Friday, March 11, 2011
Warning - This post is very outdated and many steps, locations and prices have changed.
(Although the King Pie carts outside Lumumba RTSA are still a delicious choice.)
- Go to Road Transit Safety Authority (RTSA) on Lumumba.
- Go to the "Information" desk.
- Ask for a medical examination form.
- Go to Makeni clinic.
- Overpay an unscrupulous doctor.
- Go to RTSA on Lumumba and be told that they no longer except exams from Makeni and that you have overpaid.
- Go back 3 steps.
- Or skip numbers (4-7) and go to one of the following approved government clinics:
- Make sure this list is current!!
- Pay k50,000 if you have an ARC.
- Pay k1000,000 if you do not have an ARC.
- Make sure you are meeting with one of the doctors who is "qualified" to administer the exam.
- Take your date stamped medical form and receipt of payment to RTSA on Lumumba.
- Be sure to bring at least two copies of your: ARC, passport, work permit, and US drivers license.
- Get in line for Room 1.
- Be sure to ask around and make sure you are in the right line and that the people who appear to be standing in that line are actually in line.
- Plan on being here for anywhere from 1 hour to 4 hours.
- When you reach Room 1, show them your documents and explain that you are seeking a conversion license.
- You will receive a form for a provisional license.
- Fill this out.
- Take this to Data Capturing.
- Then go to Rooms 2 or 3 for photographing.
- Try to smile, you're almost halfway there.
- Go to cashier (room 15 or 26)
- Pay k63,000
- Exit RTSA and purchase a King Pie from the cart.
- Eat pie.
- Return to the same window after 24 hours to set an appointment with RTSA Ridgeway branch for a competency/conversion test.
- Pay k47,000 booking fee.
- On the day of your booking go to RTSA on Lumumba go early!
- Go to Room 7.
- Be told to go see Mr.
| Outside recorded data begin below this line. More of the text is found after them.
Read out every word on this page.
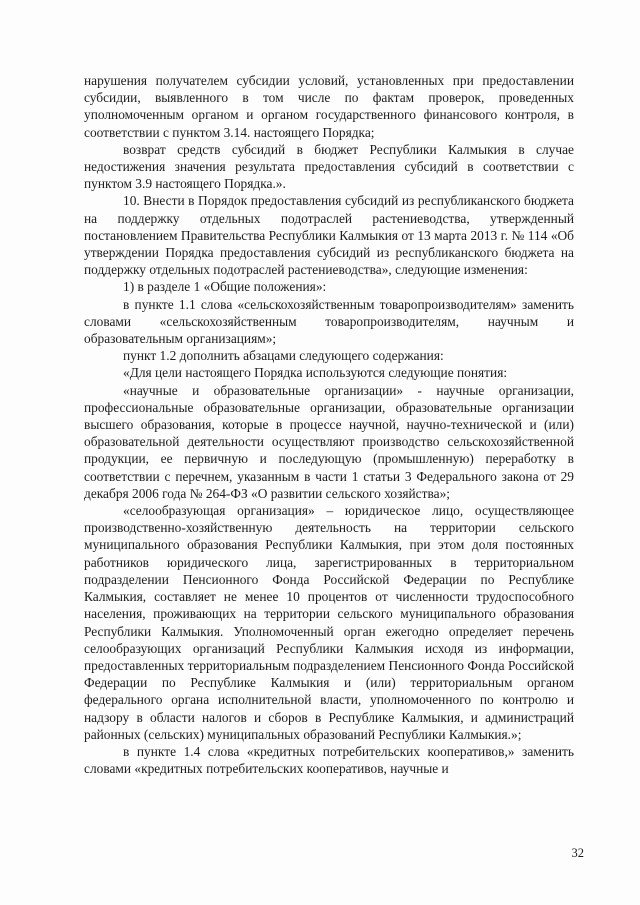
нарушения получателем субсидии условий, установленных при предоставлении субсидии, выявленного в том числе по фактам проверок, проведенных уполномоченным органом и органом государственного финансового контроля, в соответствии с пунктом 3.14. настоящего Порядка;

возврат средств субсидий в бюджет Республики Калмыкия в случае недостижения значения результата предоставления субсидий в соответствии с пунктом 3.9 настоящего Порядка.».

10. Внести в Порядок предоставления субсидий из республиканского бюджета на поддержку отдельных подотраслей растениеводства, утвержденный постановлением Правительства Республики Калмыкия от 13 марта 2013 г. № 114 «Об утверждении Порядка предоставления субсидий из республиканского бюджета на поддержку отдельных подотраслей растениеводства», следующие изменения:

1) в разделе 1 «Общие положения»:

в пункте 1.1 слова «сельскохозяйственным товаропроизводителям» заменить словами «сельскохозяйственным товаропроизводителям, научным и образовательным организациям»;

пункт 1.2 дополнить абзацами следующего содержания:

«Для цели настоящего Порядка используются следующие понятия:

«научные и образовательные организации» - научные организации, профессиональные образовательные организации, образовательные организации высшего образования, которые в процессе научной, научно-технической и (или) образовательной деятельности осуществляют производство сельскохозяйственной продукции, ее первичную и последующую (промышленную) переработку в соответствии с перечнем, указанным в части 1 статьи 3 Федерального закона от 29 декабря 2006 года № 264-ФЗ «О развитии сельского хозяйства»;

«селообразующая организация» – юридическое лицо, осуществляющее производственно-хозяйственную деятельность на территории сельского муниципального образования Республики Калмыкия, при этом доля постоянных работников юридического лица, зарегистрированных в территориальном подразделении Пенсионного Фонда Российской Федерации по Республике Калмыкия, составляет не менее 10 процентов от численности трудоспособного населения, проживающих на территории сельского муниципального образования Республики Калмыкия. Уполномоченный орган ежегодно определяет перечень селообразующих организаций Республики Калмыкия исходя из информации, предоставленных территориальным подразделением Пенсионного Фонда Российской Федерации по Республике Калмыкия и (или) территориальным органом федерального органа исполнительной власти, уполномоченного по контролю и надзору в области налогов и сборов в Республике Калмыкия, и администраций районных (сельских) муниципальных образований Республики Калмыкия.»;

в пункте 1.4 слова «кредитных потребительских кооперативов,» заменить словами «кредитных потребительских кооперативов, научные и

32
Mwamba across the street.
- Drive into the black gates where everyone is lined up in their vehicles.
- Skip the line.
- Go see Mr. Mwamba in the booth.
- Arrange for a drive test.
- Even if RTSA on Lumumba "booked" your test for a certain time, this means nothing, plan on waiting at least a few hours.
- Pay someone k15,000 to outfit your vehicle with "L" plates for your drive (this may be optional)
- Do your drive test.
- If you passed, go back to Mr. Mwamba and give him your paperwork for stamping.
- Take this paperwork to RTSA on Lumumba after 24 hours.
- Go to Room 25 and give them your forms.
- Go to Room 26 and pay k79,000.
- Exit RTSA
- Buy a King Pie (Ham and Cheese is nice)
- Eat pie.
- In four weeks you can pick your card up at RTSA on Dedan Kimathi Rd.